There was a time, way back in the mid-1980s, that I considered myself a libertarian on domestic policy and a Commentary-style neoconservative on foreign policy. The latter meant that I supported U.S. efforts to “export liberal democracy.”
At some point, however, a contradiction became apparent: if I didn’t trust the government to competently run, say, public schools, what made me think that the the government, subject to the same public-choicey and other constraints, would be competent at handling the much more complex task of remaking other societies in America’s image?
That was the end of my neoconservatism. The utter incompetence that the U.S. has displayed in both Iraq and Afghanistan–apparent, I think, regardless of whether one believes that the U.S. was justified in overthrowing Saddam and the Taliban–has hardly made me rethink things.

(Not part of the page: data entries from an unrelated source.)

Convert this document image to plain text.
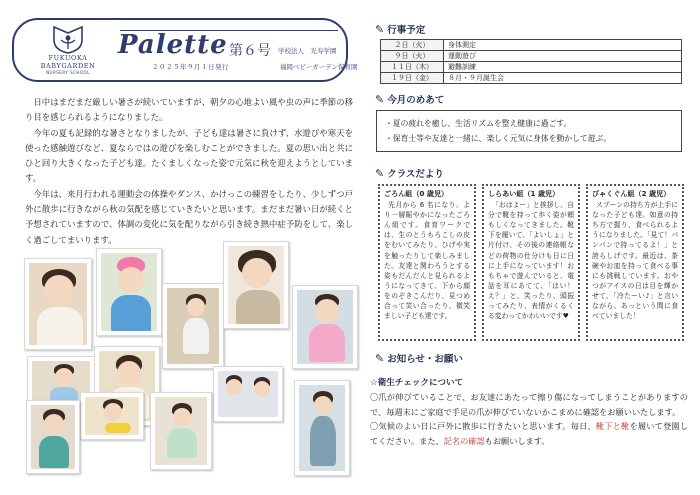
FUKUOKA BABYGARDEN
NURSERY SCHOOL
Palette 第６号 学校法人　光寿学園
２０２５年９月１日発行	福岡ベビーガーデン保育園

日中はまだまだ厳しい暑さが続いていますが、朝夕の心地よい風や虫の声に季節の移り目を感じられるようになりました。

今年の夏も記録的な暑さとなりましたが、子ども達は暑さに負けず、水遊びや寒天を使った感触遊びなど、夏ならではの遊びを楽しむことができました。夏の思い出と共にひと回り大きくなった子ども達。たくましくなった姿で元気に秋を迎えようとしています。

今年は、来月行われる運動会の体操やダンス、かけっこの練習をしたり、少しずつ戸外に散歩に行きながら秋の気配を感じていきたいと思います。まだまだ暑い日が続くと予想されていますので、体調の変化に気を配りながら引き続き熱中症予防をして、楽しく過ごしてまいります。

✎ 行事予定
２日（火）	身体測定
９日（火）	運動遊び
１１日（木）	避難訓練
１９日（金）	８月・９月誕生会
✎ 今月のめあて
・夏の疲れを癒し、生活リズムを整え健康に過ごす。
・保育士等や友達と一緒に、楽しく元気に身体を動かして遊ぶ。
✎ クラスだより
ごろん組（0 歳児）
先月から 6 名になり、より一層賑やかになったごろん組です。食育ワークでは、生のとうもろこしの皮をむいてみたり、ひげや実を触ったりして楽しみました。友達と関わろうとする姿もだんだんと見られるようになってきて、下から顔をのぞきこんだり、見つめ合って笑い合ったり、微笑ましい子ども達です。
しらあい組（1 歳児）
「おはよー」と挨拶し、自分で靴を持って歩く姿が頼もしくなってきました。靴下を履いて、「よいしょ」と片付け、その後の連絡帳などの荷物の仕分けも日に日に上手になっています！おもちゃで遊んでいると、電話を耳にあてて、「はい！え？」と、笑ったり、頭振ってみたり、表情がくるくる変わってかわいいです♥
びゃくぐん組（2 歳児）
スプーンの持ち方が上手になった子ども達。如意の持ち方で握り、食べられるようになりました。「見て！パンパンで持ってるよ！」と誇らしげです。最近は、茶碗やお皿を持って食べる事にも挑戦しています。おやつがアイスの日は目を輝かせて、「冷たーい♪」と言いながら、あっという間に食べていました！
✎ お知らせ・お願い
☆衛生チェックについて
〇爪が伸びていることで、お友達にあたって擦り傷になってしまうことがありますので、毎週末にご家庭で手足の爪が伸びていないかこまめに確認をお願いいたします。
〇気候のよい日に戸外に散歩に行きたいと思います。毎日、靴下と靴を履いて登園してください。また、記名の確認もお願いします。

UPDATE: This post was prompted in part by two excellent essays in the most recent Claremont Review of Books, one by Mark Helprin, the other by Angelo Codevilla. Together, they paint a devastating portrait of U.S. foreign policy since 9/11, although I don’t agree with everything that either author has to say.
One can glean the following points from their essays: (1) Even if “regime change” is warranted, hanging around to engage in nation-building typically is not; (2) U.S. foreign policy interests in the Muslim world consist primarily in the relatively limited goal of having friendly (or at least non-hostile) regimes there, not in decreeing that it’s liberal democracy or bust, especially when the local populations are far more preoccupied with inter-ethnic conflicts of no interest to the U.S.; and (3) to the extent the U.S. has to engage in draconian tasks like invasion and occupation, it must do so with full force, full commitment (including a commitment to take on regimes like Iran if they support attacks on our soldiers), and, most important, with huge resources because the incompetence of government will inevitably mean that accomplishing U.S. goals will be vastly more expensive than planners will anticipate.